Não considero que Portugal verdadeiramente tenha qualquer incumprimento substancial em transposição de medidas legais de combate ao BC/FT, desde logo porque a anterior diretiva foi por Portugal transcrita com uma violência, rigor e abrangência que nenhum outro dos três países que a tinham transposto em 2019 o fez.
A advogada da Antas da Cunha ECIJA explicou ainda à Advocatus do ECO a emergência da transposição da Diretiva, face à “emergência transnacional” sentida. Apesar de toda a legislação já existente no ordenamento nacional, Sofia Matos garante que o sistema continua a não funcionar porque “as entidades visadas obrigadas aos deveres de informação não transmitem às entidades reguladoras ou de investigação criminal, as suspeitas de existência de operações suscetíveis de ser enquadradas no crime de branqueamento de capitais”.
Após o incumprimento, a sócia da CRS, Raquel Galinha Roque admite que a fama que precede Portugal não “abona” a favor do país, apesar de “Portugal ter vindo a melhorar o seu ranking no cumprimento da sua obrigação de transposição do direito comunitário para o direito nacional”.
“O país da UE pode ser condenado a cumprir certas medidas, caso entenda que houve violação do direito da UE e caso este persista em não cumprir com o Acórdão, a Comissão Europeia pode remeter novamente o caso ao TJUE e o país da UE ser condenado no pagamento de uma quantia fixa ou uma sanção pecuniária compulsória ou ainda serem-lhe impostas sanções financeiras, para o caso de não transpor a diretiva ou sequer justificar a sua não transposição ou medidas tomadas nesse sentido”, explica a sócia, caso Portugal não transponha a diretiva.
A não transposição da diretiva torna-se um problema ainda maior, à luz do Luanda Leaks?
Rui Patrício é assertivo: “Não!

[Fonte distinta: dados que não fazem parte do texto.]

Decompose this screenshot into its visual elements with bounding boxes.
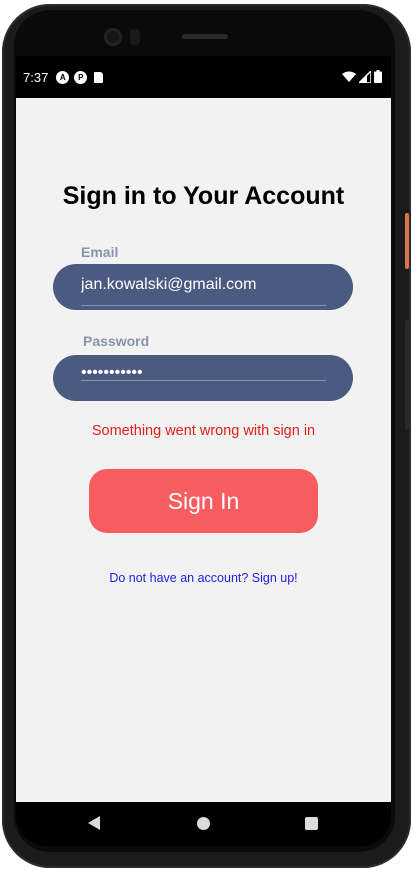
sd-card-icon (94, 71, 104, 83)
email-field-container[interactable] (53, 264, 353, 310)
volume-button (405, 320, 409, 430)
error-message: Something went wrong with sign in (91, 423, 316, 439)
speaker-grille (182, 34, 228, 39)
battery-icon (374, 70, 382, 83)
recents-icon[interactable] (305, 817, 318, 830)
status-time: 7:37 (23, 69, 49, 85)
sign-up-link[interactable]: Do not have an account? Sign up! (16, 571, 391, 585)
sign-in-button[interactable]: Sign In (89, 469, 318, 533)
app-a-icon: A (56, 70, 70, 84)
power-button (405, 213, 409, 269)
page-title: Sign in to Your Account (62, 182, 345, 210)
camera-icon (104, 28, 122, 46)
home-icon[interactable] (197, 817, 210, 830)
password-underline (81, 380, 326, 381)
back-icon[interactable] (88, 816, 100, 830)
status-right-icons (342, 70, 382, 83)
sensor-icon (130, 29, 140, 45)
app-p-icon: P (74, 70, 88, 84)
email-underline (81, 305, 326, 306)
wifi-icon (342, 71, 356, 82)
signal-icon (359, 70, 371, 83)
email-label: Email (81, 244, 119, 260)
navigation-bar (16, 802, 391, 846)
status-bar: 7:37 A P (16, 56, 391, 98)
password-label: Password (83, 333, 150, 349)
email-field[interactable] (81, 276, 326, 294)
password-field-container[interactable] (53, 355, 353, 401)
sign-in-screen: Sign in to Your Account Email Password S… (16, 98, 391, 802)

E o ponto de exclamação resulta essencialmente do que disse antes. Ao que acrescento que lamento que ainda não se tenha aprendido duas coisas: uma, que mudar a lei a respeito de casos concretos não é bom; outra, que fazer da Justiça e afins um espetáculo é péssimo. E fico por aqui”.
Já a sócia da CRS, Raquel Galinha Roque, admite que se os factos tivessem sido hoje praticados “dificilmente teriam passado despercebidos e rapidamente detetados quer pelos diferentes sujeitos que nele intervieram quer pelas entidades obrigadas ao controlo como entidades bancárias e a CMVM evitando-se muito provavelmente o alegado branqueamento de capitais ou pelo menos o controlo dos beneficiários efetivos”.
[Se os factos tivessem sido hoje praticados] dificilmente teriam passado despercebidos e rapidamente detetados quer pelos diferentes sujeitos que nele intervieram quer pelas entidades obrigadas ao controlo como entidades bancárias e a CMVM.
José Maria Corrêa de Sampaio e Ana Rita Duarte Campos, sócios da Abreu Advogados não consideram que influencie, contudo, “a não transposição desta diretiva poderá desde logo causar um dano reputacional ao país, neste momento ampliado pela existência do Luanda Leaks”.
Já o sócio da CCA, Henrique Salinas, defende que concerne à influência que possa ter no caso Luanda Leaks, diz apenas que “estando em causa medidas preventivas, as mesmas não serão relevantes para factos já praticados há vários anos”.
Com o caso Luanda Leaks bem se vê que Portugal está exposto a uma total vulnerabilidade, onde nem a existência de uma Lei de Branqueamento de Capitais de 2017 foi suficiente para dissuadir a utilização de Portugal como plataforma de um esquema fraudulento que se ramificou por diversos países.
“Problema maior sim, mas apenas do ponto de vista da imagem política do nosso Estado face aos parceiros europeus”, sublinha a advogada da Antas da Cunha ECIJA, Sofia Matos. “Já que com o caso Luanda Leaks bem se vê que Portugal está exposto a uma total vulnerabilidade, onde nem a existência de uma Lei de Branqueamento de Capitais de 2017 foi suficiente para dissuadir a utilização de Portugal como plataforma de um esquema fraudulento que se ramificou por diversos países. Não bastam as Leis e as Diretivas comunitárias existirem, é preciso fazer aplicar a Lei. Se não existir vontade política não há Diretivas que nos salvem!”, remata.